One thing I've noticed about CloudFlare and Google's web servers are that they both use lowercase response headers. Is this just for looks, or does it actually provide a performance increase? I'm considering doing it for my custom nginx build, but as of now, I am not exactly sure if there will be any negative/positive consequences. I am aware that the RFC 2616 spec on HTTP 1.1 says that headers are case insensitive, so I am sure that it wouldn't cause any issues otherwise Google and CloudFlare wouldn't be using them.

Example response headers from google.com:

HTTP/1.1 200 OK
status: 200 OK
version: HTTP/1.1
cache-control: private, max-age=0
content-encoding: gzip
content-type: text/html; charset=UTF-8
date: Tue, 22 Jan 2013 20:58:07 GMT
expires: -1
server: gws
x-frame-options: SAMEORIGIN
x-xss-protection: 1; mode=block
  • 1
    I can't imagine what performance increase you think you would get by having headers with a different case.
    – Zoredache
    Jan 22, 2013 at 21:05
  • That's what I was asking. There must be some reason that the both of them do that. Jan 22, 2013 at 21:06
  • 1
    No, there doesn't need to a reason any more the to say the developers liked it, or they both use some common library, or piece of software.
    – Zoredache
    Jan 22, 2013 at 21:12
  • Can't you just buy more servers? Jan 22, 2013 at 21:51
  • sigh Yes, you could buy more servers. Jan 22, 2013 at 22:24

1 Answer 1


As you pointed out, per RFC 2616 HTTP Headers (indeed, many things in the protocol) are case insensitive.
You can camelCase or InterCap for readability, Or YoU CaN TyPe ThEm LiKe ThIs and annoy anyone who has to debug your HTTP exchanges.

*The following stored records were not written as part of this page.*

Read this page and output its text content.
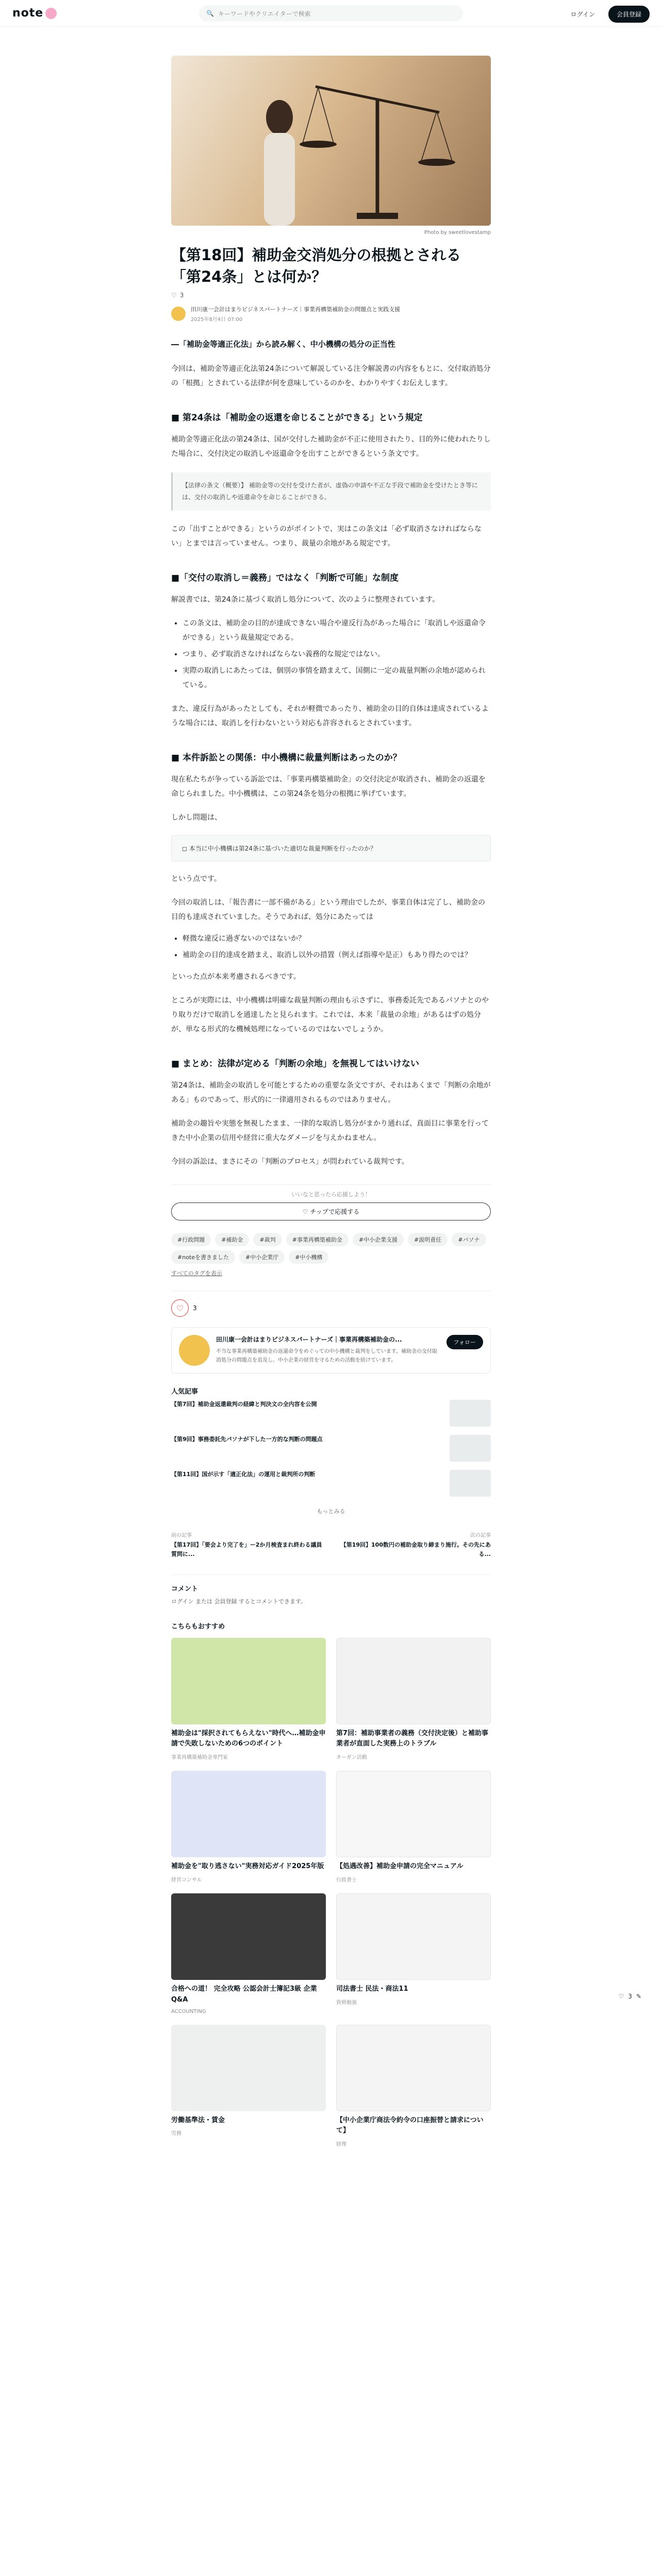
note	🔍 キーワードやクリエイターで検索	ログイン	会員登録
Photo by sweetlovestamp
【第18回】補助金交消処分の根拠とされる「第24条」とは何か？
♡ 3
田川康一会計はまりビジネスパートナーズ｜事業再構築補助金の問題点と実践支援
2025年8月4日 07:00
―「補助金等適正化法」から読み解く、中小機構の処分の正当性

今回は、補助金等適正化法第24条について解説している注令解説書の内容をもとに、交付取消処分の「根拠」とされている法律が何を意味しているのかを、わかりやすくお伝えします。

■ 第24条は「補助金の返還を命じることができる」という規定

補助金等適正化法の第24条は、国が交付した補助金が不正に使用されたり、目的外に使われたりした場合に、交付決定の取消しや返還命令を出すことができるという条文です。

【法律の条文（概要）】 補助金等の交付を受けた者が、虚偽の申請や不正な手段で補助金を受けたとき等には、交付の取消しや返還命令を命じることができる。

この「出すことができる」というのがポイントで、実はこの条文は「必ず取消さなければならない」とまでは言っていません。つまり、裁量の余地がある規定です。

■「交付の取消し＝義務」ではなく「判断で可能」な制度

解説書では、第24条に基づく取消し処分について、次のように整理されています。

• この条文は、補助金の目的が達成できない場合や違反行為があった場合に「取消しや返還命令ができる」という裁量規定である。
• つまり、必ず取消さなければならない義務的な規定ではない。
• 実際の取消しにあたっては、個別の事情を踏まえて、国側に一定の裁量判断の余地が認められている。

また、違反行為があったとしても、それが軽微であったり、補助金の目的自体は達成されているような場合には、取消しを行わないという対応も許容されるとされています。

■ 本件訴訟との関係：中小機構に裁量判断はあったのか？

現在私たちが争っている訴訟では、「事業再構築補助金」の交付決定が取消され、補助金の返還を命じられました。中小機構は、この第24条を処分の根拠に挙げています。

しかし問題は、

◻ 本当に中小機構は第24条に基づいた適切な裁量判断を行ったのか？

という点です。

今回の取消しは、「報告書に一部不備がある」という理由でしたが、事業自体は完了し、補助金の目的も達成されていました。そうであれば、処分にあたっては

• 軽微な違反に過ぎないのではないか？
• 補助金の目的達成を踏まえ、取消し以外の措置（例えば指導や是正）もあり得たのでは？

といった点が本来考慮されるべきです。

ところが実際には、中小機構は明確な裁量判断の理由も示さずに、事務委託先であるパソナとのやり取りだけで取消しを通達したと見られます。これでは、本来「裁量の余地」があるはずの処分が、単なる形式的な機械処理になっているのではないでしょうか。

■ まとめ：法律が定める「判断の余地」を無視してはいけない

第24条は、補助金の取消しを可能とするための重要な条文ですが、それはあくまで「判断の余地がある」ものであって、形式的に一律適用されるものではありません。

補助金の趣旨や実態を無視したまま、一律的な取消し処分がまかり通れば、真面目に事業を行ってきた中小企業の信用や経営に重大なダメージを与えかねません。

今回の訴訟は、まさにその「判断のプロセス」が問われている裁判です。

いいなと思ったら応援しよう！
♡ チップで応援する
#行政問題	#補助金	#裁判	#事業再構築補助金	#中小企業支援	#説明責任	#パソナ
#noteを書きました	#中小企業庁	#中小機構
すべてのタグを表示
♡	3
田川康一会計はまりビジネスパートナーズ｜事業再構築補助金の...
不当な事業再構築補助金の返還命令をめぐっての中小機構と裁判をしています。補助金の交付取消処分の問題点を追及し、中小企業の経営を守るための活動を続けています。
フォロー
人気記事
【第7回】補助金返還裁判の経緯と判決文の全内容を公開
【第9回】事務委託先パソナが下した一方的な判断の問題点
【第11回】国が示す「適正化法」の運用と裁判所の判断
もっとみる
前の記事
【第17回】「要会より完了を」ー2か月検査まれ終わる議員質問に...
次の記事
【第19回】100数円の補助金取り締まり施行。その先にある...
コメント
ログイン または 会員登録 するとコメントできます。
こちらもおすすめ
補助金は"採択されてもらえない"時代へ…補助金申請で失敗しないための6つのポイント
事業再構築補助金専門家
第7回：補助事業者の義務（交付決定後）と補助事業者が直面した実務上のトラブル
オーガン活動
補助金を"取り逃さない"実務対応ガイド2025年版
経営コンサル
【処遇改善】補助金申請の完全マニュアル
行政書士
合格への道！ 完全攻略 公認会計士簿記3級 企業 Q&A
ACCOUNTING
司法書士 民法・商法11
資格勉強
労働基準法・賃金
労務
【中小企業庁商法令約令の口座振替と請求について】
経理
♡ 3 ✎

Google and CloudFlare use the SPDY protocol (next to HTTP) which explicitly requires lower case headers.

Lower case characters are faster to type (not requiring a shift key), and may save a whole second in the course of development, but using them will have zero impact on performance - lower-case letters aren't any "smaller" on the wire than upper-case ones.

If you know everything is going to be lower-case you can avoid case-insensitive parsing/comparisons in your software, trading robustness (and RFC conformance) for marginal speed gains.
This is certainly not a GOOD idea though (you don't know what your clients are going to send). I wouldn't muck with the header handling in nginx at all, absent a really good reason to do so. It's been written, it works, and you're more likely to break something than improve anything if you start mucking about with it.

  • Did you mean for this to be CW? Jan 22, 2013 at 22:37
  • 1
    yeah, no sense rep whoring when he answered his own question in his question.
    – voretaq7
    Jan 22, 2013 at 23:04
  • > lower-case letters aren't any "smaller" on the wire than upper-case ones. Actually, in some cases they are. When compessed most frequently used characters could end up taking less bits. I would even go as far as saying this may be one of the main reasons they started using it, it saves a couple of bytes per request, but at a Google scale that probably makes a difference.